On remarque sur le livret de Trapèze des textes, sorte de très courtes nouvelles associées à chacune des chansons…
C’est la continuité du travail commencé avec Edith. Je n’allais pas lui donner des indications détaillées sur les arrangements, ce n’est pas mon métier et je tenais à ce qu’elle reste libre dans son travail. Elle m’a demandé: "à quoi penses-tu sur scène?" Il se trouve que, si j’ai le trac, je m’invente un décor pendant que je chante. On a décidé qu’à chaque chanson finie – texte et musique –, je lui donne mon imaginaire musical et visuel de cette chanson. Et ce sont ces textes qui sont dans le livret.

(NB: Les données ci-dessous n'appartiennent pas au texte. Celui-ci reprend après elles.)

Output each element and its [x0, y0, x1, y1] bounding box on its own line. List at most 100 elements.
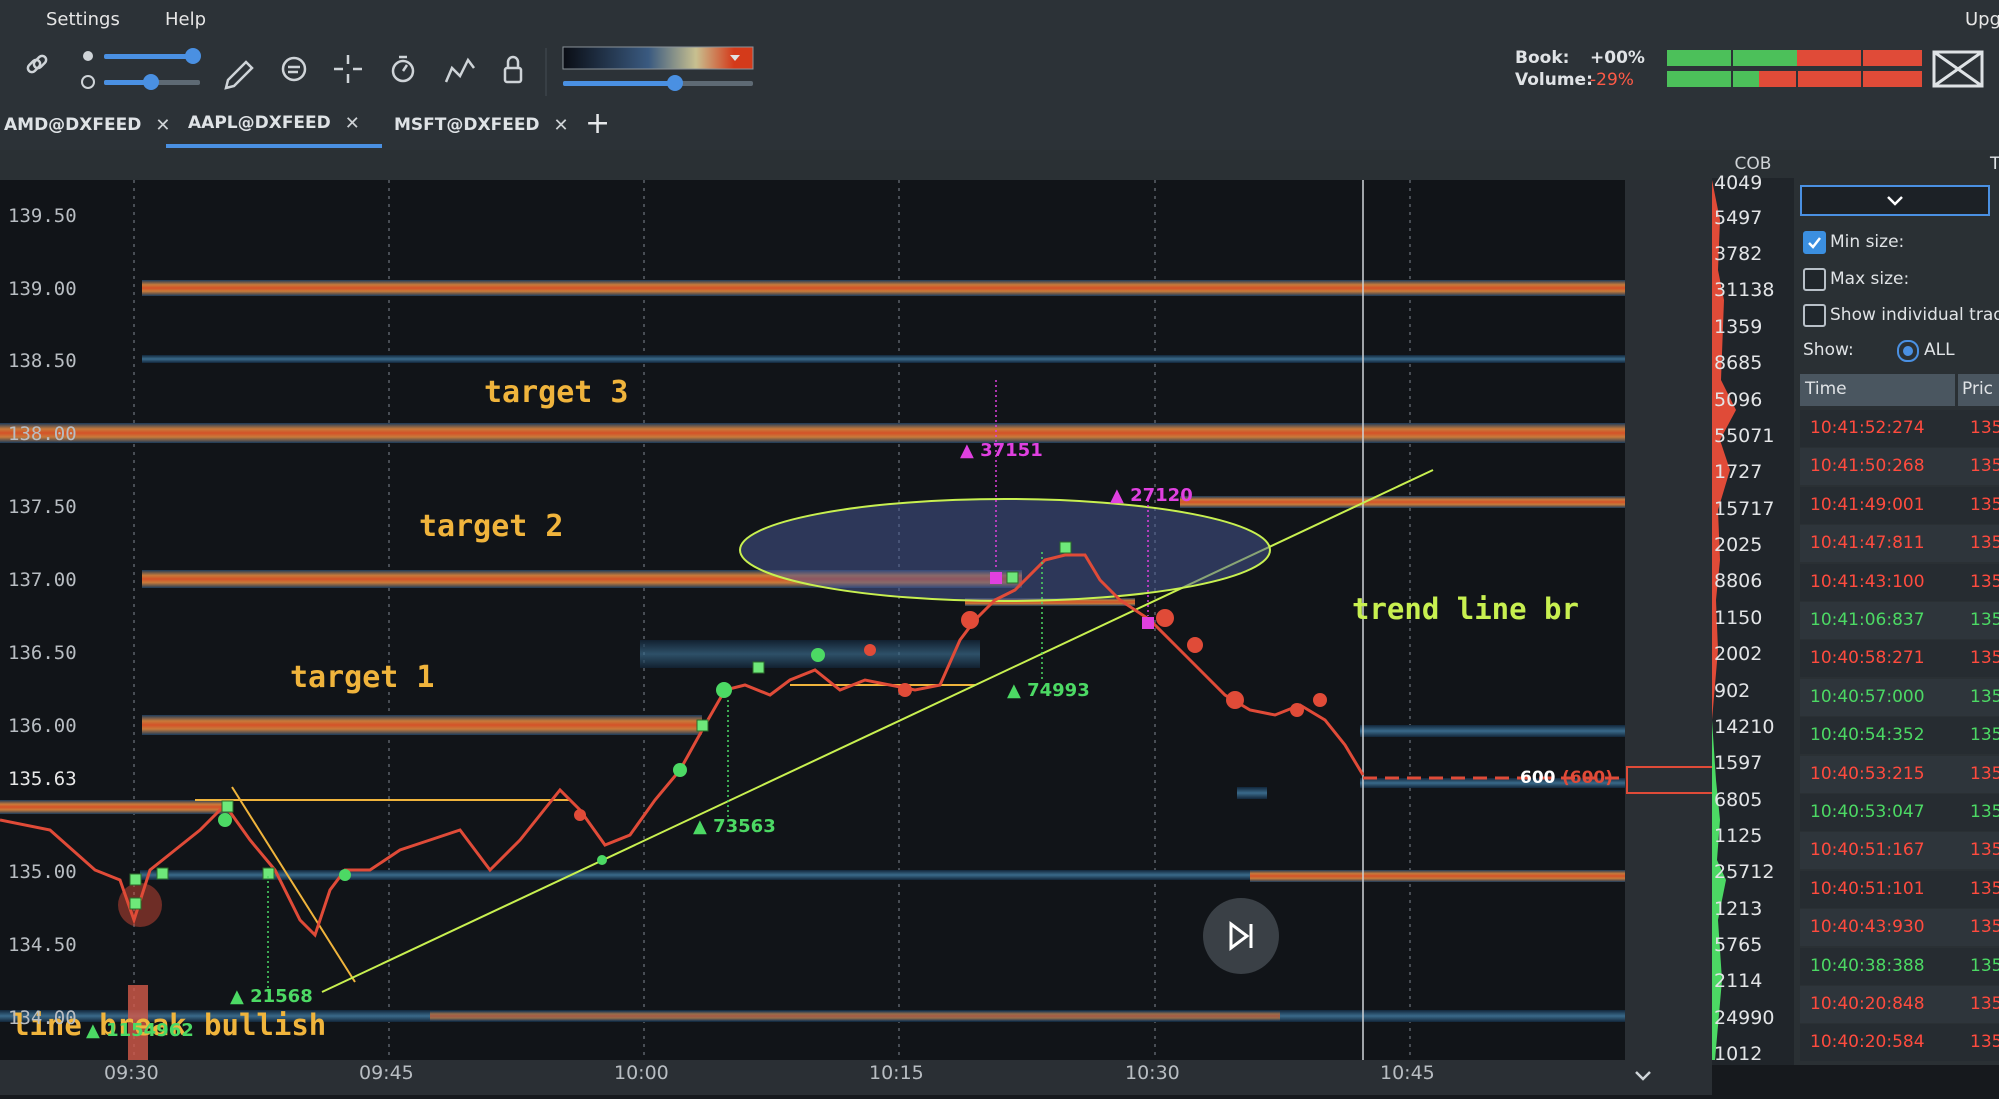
chart-header-strip	[0, 150, 1712, 180]
trade-time: 10:40:54:352	[1810, 725, 1925, 746]
trade-row[interactable]: 10:41:06:837 135	[1800, 602, 1999, 639]
cob-value: 3782	[1714, 243, 1763, 265]
toolbar-icons	[26, 46, 1984, 96]
close-icon[interactable]: ✕	[344, 112, 360, 134]
add-tab-button[interactable]: +	[585, 106, 611, 141]
column-header-time[interactable]	[1800, 374, 1955, 406]
price-tick: 138.00	[8, 423, 77, 445]
annotation-target-2[interactable]: target 2	[419, 509, 564, 544]
trade-row[interactable]: 10:40:54:352 135	[1800, 717, 1999, 755]
trade-price: 135	[1970, 994, 1999, 1014]
annotation-line-break-bullish[interactable]: line break bullish	[12, 1008, 327, 1042]
trade-row[interactable]: 10:41:50:268 135	[1800, 448, 1999, 486]
annotation-target-1[interactable]: target 1	[290, 660, 435, 695]
tab-msft[interactable]: MSFT@DXFEED ✕	[372, 102, 591, 148]
pencil-icon[interactable]	[224, 60, 254, 90]
chevron-down-icon[interactable]	[1625, 1060, 1665, 1095]
trade-time: 10:40:43:930	[1810, 917, 1925, 938]
menu-help[interactable]: Help	[165, 9, 207, 30]
tab-aapl[interactable]: AAPL@DXFEED ✕	[166, 102, 382, 148]
cob-value: 14210	[1714, 716, 1775, 738]
upgrade-link[interactable]: Upg	[1965, 9, 1999, 30]
trade-price: 135	[1970, 418, 1999, 438]
layout-icon[interactable]	[1932, 50, 1984, 88]
trade-price: 135	[1970, 494, 1999, 515]
heatmap-chart[interactable]	[0, 180, 1625, 1060]
close-icon[interactable]: ✕	[155, 114, 171, 136]
volume-label-green: ▲ 1154962	[86, 1020, 194, 1041]
trade-time: 10:40:20:584	[1810, 1032, 1925, 1053]
lock-icon[interactable]	[503, 55, 523, 84]
annotation-target-3[interactable]: target 3	[484, 375, 629, 410]
trade-row[interactable]: 10:40:51:101 135	[1800, 870, 1999, 908]
price-axis[interactable]	[1625, 180, 1712, 1060]
price-tick: 135.00	[8, 861, 77, 883]
show-individual-trades-checkbox[interactable]	[1803, 304, 1826, 327]
trade-row[interactable]: 10:41:47:811 135	[1800, 525, 1999, 563]
axis-corner	[1625, 1060, 1712, 1095]
volume-label: Volume:	[1515, 70, 1593, 90]
trade-row[interactable]: 10:40:57:000 135	[1800, 678, 1999, 716]
min-size-checkbox[interactable]	[1803, 231, 1826, 254]
menu-settings[interactable]: Settings	[46, 9, 120, 30]
volume-value: 21568	[250, 986, 313, 1007]
comment-icon[interactable]	[281, 56, 307, 82]
trade-row[interactable]: 10:40:20:848 135	[1800, 986, 1999, 1023]
close-icon[interactable]: ✕	[553, 114, 569, 136]
cob-value: 2002	[1714, 643, 1763, 665]
tab-label: MSFT@DXFEED	[394, 115, 540, 135]
trade-time: 10:40:51:167	[1810, 840, 1925, 861]
heatmap-palette-dropdown[interactable]	[562, 46, 754, 70]
volume-value: 27120	[1130, 485, 1193, 506]
cob-value: 2114	[1714, 970, 1763, 992]
column-header-price-label: Pric	[1962, 379, 1994, 399]
trade-row[interactable]: 10:40:43:930 135	[1800, 909, 1999, 947]
time-tick: 10:00	[614, 1062, 669, 1084]
trade-time: 10:41:47:811	[1810, 533, 1925, 554]
cob-value: 55071	[1714, 425, 1775, 447]
last-price: 135.63	[8, 768, 77, 790]
cob-value: 2025	[1714, 534, 1763, 556]
trade-row[interactable]: 10:41:49:001 135	[1800, 486, 1999, 524]
trade-row[interactable]: 10:40:51:167 135	[1800, 832, 1999, 870]
cob-value: 1213	[1714, 898, 1763, 920]
price-tick: 136.00	[8, 715, 77, 737]
trade-time: 10:41:50:268	[1810, 456, 1925, 477]
trade-row[interactable]: 10:41:43:100 135	[1800, 563, 1999, 601]
trade-row[interactable]: 10:40:53:215 135	[1800, 755, 1999, 793]
volume-label-magenta: ▲ 27120	[1110, 485, 1193, 506]
trade-time: 10:40:57:000	[1810, 686, 1925, 707]
max-size-checkbox[interactable]	[1803, 268, 1826, 291]
cob-value: 1125	[1714, 825, 1763, 847]
column-header-price[interactable]	[1958, 374, 1999, 406]
brightness-slider[interactable]	[104, 48, 201, 64]
timer-icon[interactable]	[391, 55, 415, 83]
time-axis[interactable]	[0, 1060, 1625, 1095]
trade-time: 10:40:58:271	[1810, 648, 1925, 669]
trade-row[interactable]: 10:40:53:047 135	[1800, 794, 1999, 831]
min-size-label: Min size:	[1830, 232, 1905, 252]
trade-time: 10:40:20:848	[1810, 994, 1925, 1014]
chevron-down-icon	[1887, 196, 1903, 206]
contrast-icon[interactable]	[81, 75, 95, 89]
crosshair-icon[interactable]	[334, 55, 362, 83]
trade-row[interactable]: 10:40:20:584 135	[1800, 1024, 1999, 1062]
contrast-slider[interactable]	[104, 74, 200, 90]
annotation-trend-line-break[interactable]: trend line br	[1352, 592, 1579, 626]
palette-slider[interactable]	[563, 75, 753, 91]
volume-value: 73563	[713, 816, 776, 837]
filter-dropdown[interactable]	[1800, 185, 1990, 216]
indicators-icon[interactable]	[444, 57, 475, 83]
volume-value: 74993	[1027, 680, 1090, 701]
cob-value: 6805	[1714, 789, 1763, 811]
volume-label-green: ▲ 21568	[230, 986, 313, 1007]
tab-amd[interactable]: AMD@DXFEED ✕	[0, 102, 192, 148]
show-all-radio[interactable]	[1897, 340, 1919, 362]
link-icon[interactable]	[26, 54, 48, 74]
brightness-icon[interactable]	[83, 51, 93, 61]
trade-row[interactable]: 10:40:58:271 135	[1800, 640, 1999, 678]
trade-row[interactable]: 10:40:38:388 135	[1800, 947, 1999, 985]
jump-to-live-button[interactable]	[1203, 898, 1279, 974]
trade-row[interactable]: 10:41:52:274 135	[1800, 410, 1999, 447]
cob-value: 5765	[1714, 934, 1763, 956]
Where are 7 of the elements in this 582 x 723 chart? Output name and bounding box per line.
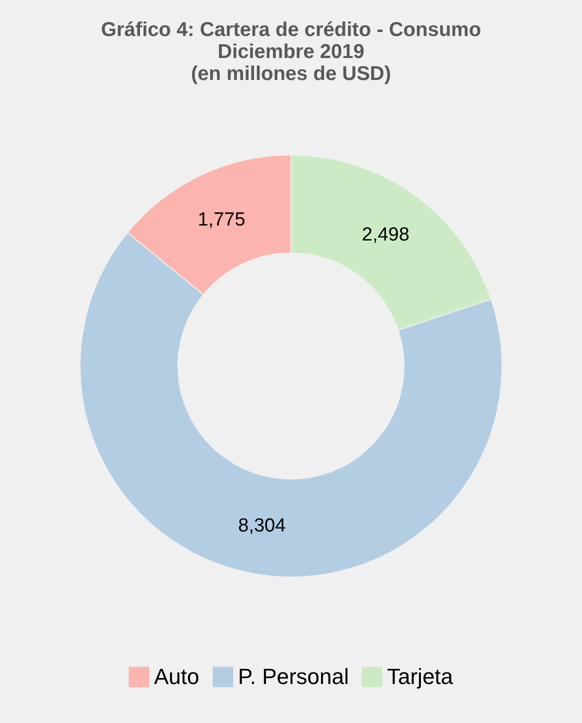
data-label: 8,304 [238,515,286,536]
legend-label: Tarjeta [387,664,454,689]
data-label: 1,775 [198,210,246,231]
chart-title: Gráfico 4: Cartera de crédito - Consumo Diciembre 2019 (en millones de USD) [100,19,482,85]
legend-label: Auto [154,664,200,689]
data-label: 2,498 [362,224,410,246]
legend-label: P. Personal [238,664,349,689]
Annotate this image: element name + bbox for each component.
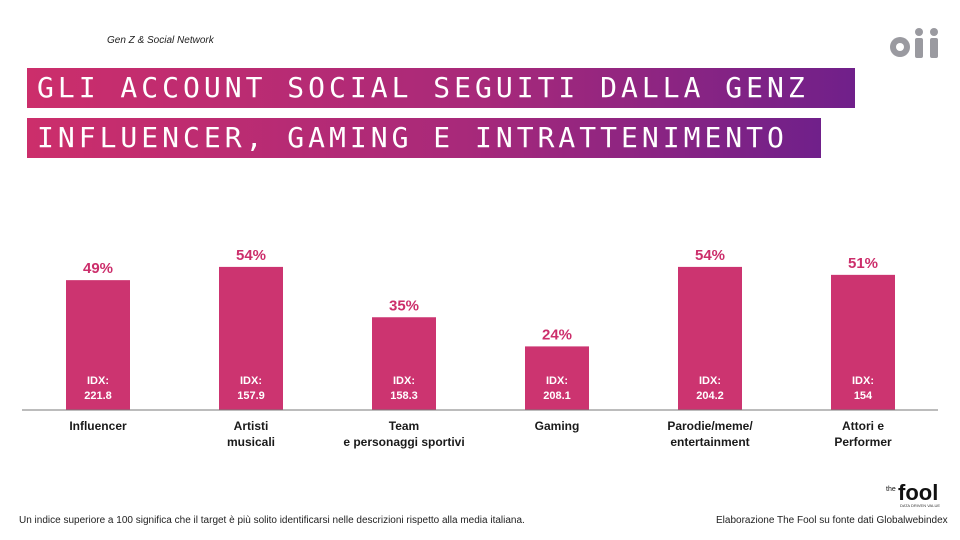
category-label: Performer xyxy=(834,435,892,449)
idx-value: 221.8 xyxy=(84,390,112,402)
oii-logo xyxy=(890,28,938,58)
bar xyxy=(372,317,436,410)
svg-text:the: the xyxy=(886,486,896,493)
idx-label: IDX: xyxy=(546,375,568,387)
idx-value: 154 xyxy=(854,390,873,402)
idx-value: 158.3 xyxy=(390,390,418,402)
bar xyxy=(831,274,895,410)
category-label: Parodie/meme/ xyxy=(667,419,753,433)
bar xyxy=(219,266,283,410)
idx-label: IDX: xyxy=(393,375,415,387)
category-label: Artisti xyxy=(234,419,269,433)
value-label: 49% xyxy=(83,260,113,277)
idx-label: IDX: xyxy=(240,375,262,387)
category-label: e personaggi sportivi xyxy=(343,435,464,449)
bar xyxy=(678,266,742,410)
value-label: 54% xyxy=(236,247,266,264)
svg-text:DATA DRIVEN VALUE: DATA DRIVEN VALUE xyxy=(900,503,940,508)
idx-label: IDX: xyxy=(699,375,721,387)
value-label: 51% xyxy=(848,255,878,272)
footnote: Un indice superiore a 100 significa che … xyxy=(19,515,525,526)
category-label: Influencer xyxy=(69,419,127,433)
idx-label: IDX: xyxy=(852,375,874,387)
title-line-1: GLI ACCOUNT SOCIAL SEGUITI DALLA GENZ xyxy=(27,68,855,108)
section-label: Gen Z & Social Network xyxy=(107,35,214,46)
category-label: musicali xyxy=(227,435,275,449)
idx-label: IDX: xyxy=(87,375,109,387)
idx-value: 157.9 xyxy=(237,390,265,402)
value-label: 24% xyxy=(542,326,572,343)
source-note: Elaborazione The Fool su fonte dati Glob… xyxy=(716,515,948,526)
category-label: Gaming xyxy=(535,419,580,433)
title-line-2: INFLUENCER, GAMING E INTRATTENIMENTO xyxy=(27,118,821,158)
the-fool-logo: the fool DATA DRIVEN VALUE xyxy=(886,480,940,508)
value-label: 54% xyxy=(695,247,725,264)
idx-value: 204.2 xyxy=(696,390,724,402)
value-label: 35% xyxy=(389,297,419,314)
bar xyxy=(525,346,589,410)
category-label: Attori e xyxy=(842,419,884,433)
svg-text:fool: fool xyxy=(898,480,938,505)
idx-value: 208.1 xyxy=(543,390,571,402)
category-label: entertainment xyxy=(670,435,749,449)
bar xyxy=(66,280,130,410)
category-label: Team xyxy=(389,419,419,433)
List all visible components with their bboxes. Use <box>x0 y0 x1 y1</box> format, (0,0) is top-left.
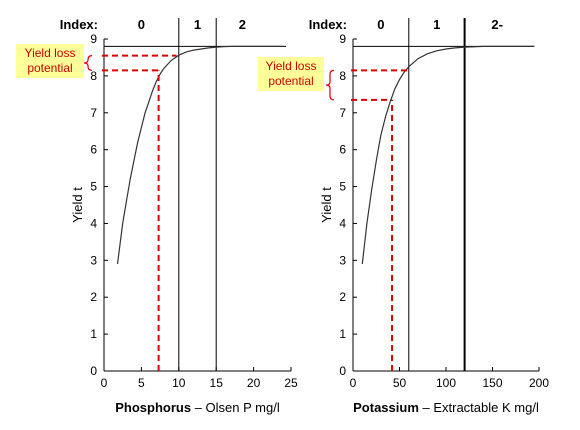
y-tick-label: 7 <box>339 106 346 120</box>
y-tick-label: 6 <box>339 143 346 157</box>
x-tick-label: 25 <box>284 376 298 390</box>
y-tick-label: 9 <box>90 32 97 46</box>
annotation-text: potential <box>268 74 313 88</box>
y-axis-label: Yield t <box>70 187 85 223</box>
annotation-box <box>16 44 84 78</box>
index-label: Index: <box>60 17 98 32</box>
y-tick-label: 8 <box>90 69 97 83</box>
annotation-box <box>258 57 324 91</box>
x-axis-label-unit: – Olsen P mg/l <box>191 400 280 415</box>
x-axis-label-nutrient: Phosphorus <box>115 400 191 415</box>
x-tick-label: 50 <box>393 376 407 390</box>
index-value: 0 <box>138 17 145 32</box>
annotation-text: potential <box>27 61 72 75</box>
panel-phosphorus <box>16 18 292 372</box>
x-axis-label: Potassium – Extractable K mg/l <box>353 400 539 415</box>
index-value: 0 <box>377 17 384 32</box>
yield-response-curve <box>116 45 284 265</box>
index-value: 1 <box>194 17 201 32</box>
y-tick-label: 9 <box>339 32 346 46</box>
y-tick-label: 0 <box>90 364 97 378</box>
panel-potassium <box>258 18 540 372</box>
y-tick-label: 1 <box>90 327 97 341</box>
x-tick-label: 200 <box>529 376 549 390</box>
y-tick-label: 2 <box>339 290 346 304</box>
x-tick-label: 15 <box>210 376 224 390</box>
x-tick-label: 100 <box>436 376 456 390</box>
y-tick-label: 5 <box>339 180 346 194</box>
index-value: 2 <box>239 17 246 32</box>
y-axis-label: Yield t <box>319 187 334 223</box>
x-tick-label: 20 <box>247 376 261 390</box>
x-tick-label: 0 <box>101 376 108 390</box>
y-tick-label: 1 <box>339 327 346 341</box>
y-tick-label: 7 <box>90 106 97 120</box>
x-axis-label: Phosphorus – Olsen P mg/l <box>115 400 280 415</box>
y-tick-label: 3 <box>90 253 97 267</box>
y-tick-label: 2 <box>90 290 97 304</box>
yield-loss-brace <box>325 69 335 101</box>
x-tick-label: 10 <box>172 376 186 390</box>
annotation-text: Yield loss <box>266 59 317 73</box>
x-tick-label: 0 <box>350 376 357 390</box>
x-axis-label-unit: – Extractable K mg/l <box>419 400 539 415</box>
index-label: Index: <box>309 17 347 32</box>
x-tick-label: 150 <box>482 376 502 390</box>
y-tick-label: 5 <box>90 180 97 194</box>
y-tick-label: 8 <box>339 69 346 83</box>
y-tick-label: 3 <box>339 253 346 267</box>
y-tick-label: 0 <box>339 364 346 378</box>
index-value: 2- <box>491 17 503 32</box>
y-tick-label: 4 <box>339 216 346 230</box>
x-tick-label: 5 <box>138 376 145 390</box>
yield-response-curve <box>361 45 535 265</box>
x-axis-label-nutrient: Potassium <box>353 400 419 415</box>
annotation-text: Yield loss <box>25 46 76 60</box>
index-value: 1 <box>433 17 440 32</box>
y-tick-label: 4 <box>90 216 97 230</box>
y-tick-label: 6 <box>90 143 97 157</box>
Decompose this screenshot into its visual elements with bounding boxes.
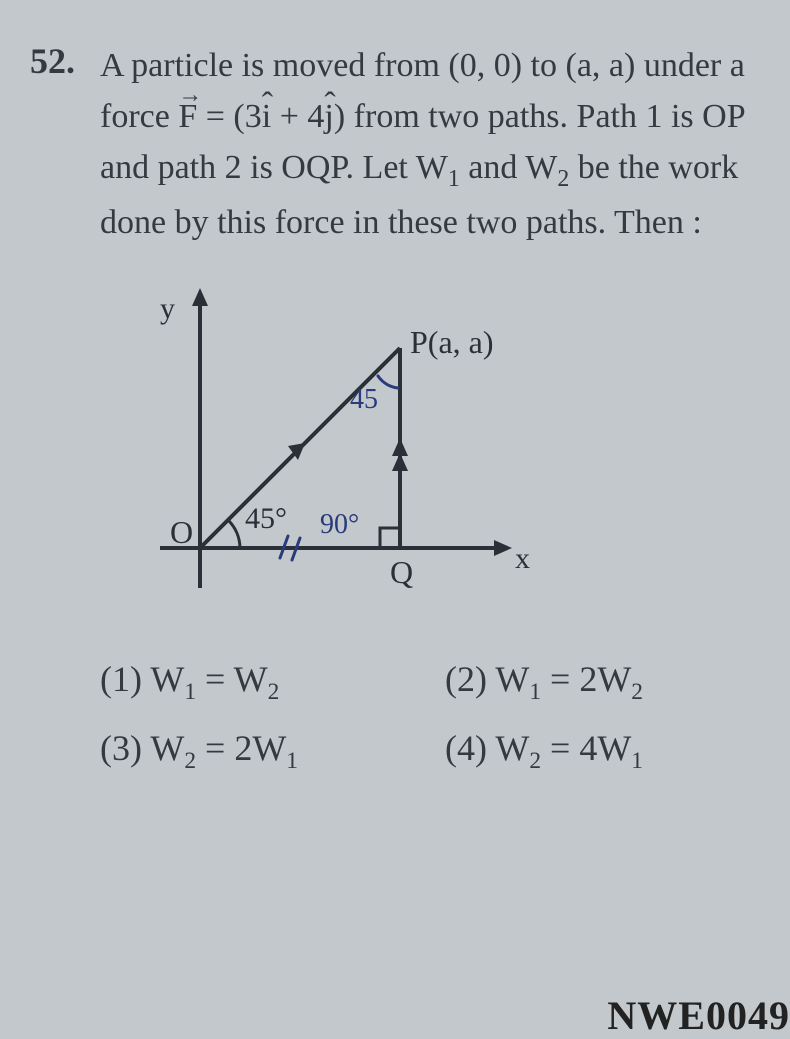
sub-1: 1 xyxy=(448,166,460,192)
opt1-a: (1) W xyxy=(100,659,184,699)
opt4-s2: 1 xyxy=(631,748,643,774)
angle-arc-O xyxy=(228,520,240,548)
q-eq: = (3 xyxy=(197,98,262,135)
opt4-a: (4) W xyxy=(445,728,529,768)
opt3-a: (3) W xyxy=(100,728,184,768)
opt2-s2: 2 xyxy=(631,680,643,706)
question-number: 52. xyxy=(30,40,75,82)
q-line3c: be the work xyxy=(569,149,738,186)
sub-2: 2 xyxy=(557,166,569,192)
option-2: (2) W1 = 2W2 xyxy=(445,658,750,706)
q-line2a: force xyxy=(100,98,178,135)
O-label: O xyxy=(170,514,193,550)
opt2-a: (2) W xyxy=(445,659,529,699)
opt2-b: = 2W xyxy=(541,659,631,699)
q-line4: done by this force in these two paths. T… xyxy=(100,204,702,241)
y-axis-arrow xyxy=(192,288,208,306)
opt4-s1: 2 xyxy=(529,748,541,774)
opt1-b: = W xyxy=(196,659,268,699)
opt3-s2: 1 xyxy=(286,748,298,774)
q-line2b: from two paths. Path 1 is OP xyxy=(345,98,745,135)
Q-label: Q xyxy=(390,554,413,590)
force-F: F xyxy=(178,98,197,135)
option-4: (4) W2 = 4W1 xyxy=(445,727,750,775)
option-1: (1) W1 = W2 xyxy=(100,658,405,706)
right-angle-Q xyxy=(380,528,400,548)
y-label: y xyxy=(160,292,175,325)
unit-j: j xyxy=(324,98,333,135)
diagram-container: y x O P(a, a) Q 45° 45 90° xyxy=(120,268,790,628)
unit-i: i xyxy=(262,98,271,135)
opt1-s2: 2 xyxy=(268,680,280,706)
option-3: (3) W2 = 2W1 xyxy=(100,727,405,775)
opt3-s1: 2 xyxy=(184,748,196,774)
q-plus: + 4 xyxy=(271,98,324,135)
page-code: NWE0049 xyxy=(607,992,790,1039)
options-grid: (1) W1 = W2 (2) W1 = 2W2 (3) W2 = 2W1 (4… xyxy=(100,658,750,774)
pen-arc-P xyxy=(378,376,398,388)
pen-90: 90° xyxy=(320,509,359,540)
opt2-s1: 1 xyxy=(529,680,541,706)
q-line3b: and W xyxy=(460,149,558,186)
angle-45-label: 45° xyxy=(245,502,287,535)
triangle-diagram: y x O P(a, a) Q 45° 45 90° xyxy=(120,268,540,628)
opt1-s1: 1 xyxy=(184,680,196,706)
opt4-b: = 4W xyxy=(541,728,631,768)
pen-45: 45 xyxy=(350,384,378,415)
opt3-b: = 2W xyxy=(196,728,286,768)
x-axis-arrow xyxy=(494,540,512,556)
x-label: x xyxy=(515,542,530,575)
q-line3a: and path 2 is OQP. Let W xyxy=(100,149,448,186)
question-text: A particle is moved from (0, 0) to (a, a… xyxy=(100,40,750,248)
P-label: P(a, a) xyxy=(410,324,494,360)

On a l’impression, depuis que vous avez repris le spectacle Crime passionnel en 2001 au Cabaret Sauvage, que vous êtes passé d’une chanson collective – pour une communauté, pour une génération, pour une sensibilité qui n’avait pas droit de cité dans le paysage des variétés – à une posture plus personnelle, plus intime.
C’était flagrant avec la reprise, vingt ans après, de Crime passionnel. J’aime ce spectacle, la question ne se pose pas. Mais il y a quelque chose qui ne correspond plus à moi, à mon rapport aux autres. Cette période-là est terminée, je ne peux plus être cette représentation-là.

Pour la première fois, vos concerts n’ont pas de mise en scène, vous ne portez pas de maquillage…
J’essaie de retranscrire ce que j’ai vécu avec ce disque – direct, simple et sans trop de chichis. Ces chansons ne se prêtent pas à beaucoup de théâtralisation, à beaucoup d’attitudes. En ce moment, je suis un peu en recherche, je souhaite parler simplement aux gens. Et puis, musicalement, il y a une autre énergie. J’ai tellement été éloigné des musiciens pendant des années – le chanteur devant, parfois même on ne voyait pas les musiciens. J’ai voulu être de nouveau avec eux, être un groupe sur scène, faire un concert plus qu’un spectacle.

La mue est-elle légère à vivre?
Ça ne me fait pas mal, en tout cas. Il y a du mouvement, et j’ai un peu de recul en même temps en regardant ce qui va se passer. De toute manière, je n’ai rien à perdre.